We believe our present leasehold position in the Marcellus and Huron shale fairways contains 7–12 Tcf of potential reserves.
Other
We drilled and completed 26 gross (24.3 net) wells in our Permian area Canyon Sand Field during the fourth quarter and achieved a 96% success rate. This brings the total number of wells drilled during 2008 in this field to 118 gross (111.2 net) with a 98% success rate. In 2009, we will drill two wells to earn 11,000 net contiguous acres under a joint venture and will evaluate recently acquired 3-D seismic over approximately 35,000 net acres adjacent to the Canyon Sand Field. Our total leasehold in this area is approximately 77,000 net acres. Fourth quarter net production of 25.9 Mmcfe per day is up from less than 20 Mmcfe per day in November 2007 when EXCO took over operations.
Our Mid-Continent division production averaged approximately 66 Mmcfe per day during the fourth quarter 2008. In the Mid-Continent, we drilled 12 gross (7.4 net) wells and achieved a 92% success rate. While we had one rig running at year end, no rigs are currently running in the Mid-Continent division.
Midstream
During the fourth quarter 2008, we continued to see positive results from our midstream operations. Throughput on our transportation and gathering systems in East Texas and North Louisiana was 554 Mmcf per day for the fourth quarter 2008, up from 522 Mmcf per day in the third quarter 2008, and presently exceeds 570 Mmcf per day.
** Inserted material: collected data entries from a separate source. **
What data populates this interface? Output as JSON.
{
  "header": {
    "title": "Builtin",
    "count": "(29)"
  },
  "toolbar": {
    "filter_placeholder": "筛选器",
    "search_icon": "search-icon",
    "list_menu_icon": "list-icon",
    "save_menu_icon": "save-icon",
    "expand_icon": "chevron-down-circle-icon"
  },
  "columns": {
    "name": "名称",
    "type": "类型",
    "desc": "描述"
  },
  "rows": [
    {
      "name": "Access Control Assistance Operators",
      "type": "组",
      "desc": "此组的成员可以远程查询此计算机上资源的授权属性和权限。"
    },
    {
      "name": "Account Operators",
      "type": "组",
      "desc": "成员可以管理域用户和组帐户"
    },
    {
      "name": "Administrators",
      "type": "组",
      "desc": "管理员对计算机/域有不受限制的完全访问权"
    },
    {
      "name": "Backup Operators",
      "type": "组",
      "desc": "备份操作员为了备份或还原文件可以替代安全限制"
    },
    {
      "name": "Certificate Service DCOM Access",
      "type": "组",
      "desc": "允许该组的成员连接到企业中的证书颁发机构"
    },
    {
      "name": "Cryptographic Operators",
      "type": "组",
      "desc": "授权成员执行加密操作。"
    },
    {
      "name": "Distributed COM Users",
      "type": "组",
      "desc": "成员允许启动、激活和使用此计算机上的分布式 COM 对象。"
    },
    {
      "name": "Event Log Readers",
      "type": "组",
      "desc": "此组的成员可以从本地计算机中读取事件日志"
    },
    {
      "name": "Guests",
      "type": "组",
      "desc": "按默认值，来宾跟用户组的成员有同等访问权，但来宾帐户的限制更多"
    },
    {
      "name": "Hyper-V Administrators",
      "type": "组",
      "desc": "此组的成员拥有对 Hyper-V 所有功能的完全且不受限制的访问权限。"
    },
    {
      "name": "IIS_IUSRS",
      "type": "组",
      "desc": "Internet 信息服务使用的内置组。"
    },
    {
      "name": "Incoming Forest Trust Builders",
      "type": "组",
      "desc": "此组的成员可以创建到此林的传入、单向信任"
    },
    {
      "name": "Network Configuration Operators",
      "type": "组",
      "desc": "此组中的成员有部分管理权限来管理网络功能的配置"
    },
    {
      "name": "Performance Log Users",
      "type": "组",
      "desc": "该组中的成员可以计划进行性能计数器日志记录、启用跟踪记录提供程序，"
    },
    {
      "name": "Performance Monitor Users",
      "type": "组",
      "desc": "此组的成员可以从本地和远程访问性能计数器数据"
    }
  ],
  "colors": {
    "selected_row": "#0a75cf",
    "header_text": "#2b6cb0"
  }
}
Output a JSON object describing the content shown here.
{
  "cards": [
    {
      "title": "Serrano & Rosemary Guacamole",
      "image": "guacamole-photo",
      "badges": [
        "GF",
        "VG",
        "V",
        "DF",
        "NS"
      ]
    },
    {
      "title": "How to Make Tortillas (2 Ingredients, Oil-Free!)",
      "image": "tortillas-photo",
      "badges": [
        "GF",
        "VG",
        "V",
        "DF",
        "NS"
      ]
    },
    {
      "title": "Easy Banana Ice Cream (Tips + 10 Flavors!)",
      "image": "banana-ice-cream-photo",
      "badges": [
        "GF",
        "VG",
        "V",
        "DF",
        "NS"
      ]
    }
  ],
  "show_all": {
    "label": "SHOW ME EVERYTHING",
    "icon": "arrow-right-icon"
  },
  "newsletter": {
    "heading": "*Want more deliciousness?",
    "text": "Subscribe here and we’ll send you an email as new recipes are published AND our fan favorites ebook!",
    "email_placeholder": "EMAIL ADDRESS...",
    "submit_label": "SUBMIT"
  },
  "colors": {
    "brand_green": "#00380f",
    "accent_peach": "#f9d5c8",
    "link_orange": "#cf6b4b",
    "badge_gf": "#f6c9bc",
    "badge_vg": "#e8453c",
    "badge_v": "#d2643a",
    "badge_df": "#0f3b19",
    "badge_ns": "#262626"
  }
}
In 2009, we will be focused on the installation of our 29 mile Haynesville Header system, which will be strategically located near our Haynesville shale development in northwest Louisiana. The first phase of the project is expected to be operational in the third quarter of 2009. When complete, the system will have throughput capacity of 450 Mmcf per day at 500 psi, expandable to more than 1.0 Bcf per day with added compression. This pipeline installation program will ensure that we and other third party producers have access to multiple gas markets.
Financial Data
Our consolidated balance sheets as of December 31, 2008 and 2007 and consolidated statements of operations for the three months and years ended December 31, 2008 and 2007, and consolidated statements of cash flows for the years ended December 31, 2008 and 2007, are included on the following pages. We have also included reconciliations of non-GAAP financial measures referred to in this press release which have not been previously reconciled.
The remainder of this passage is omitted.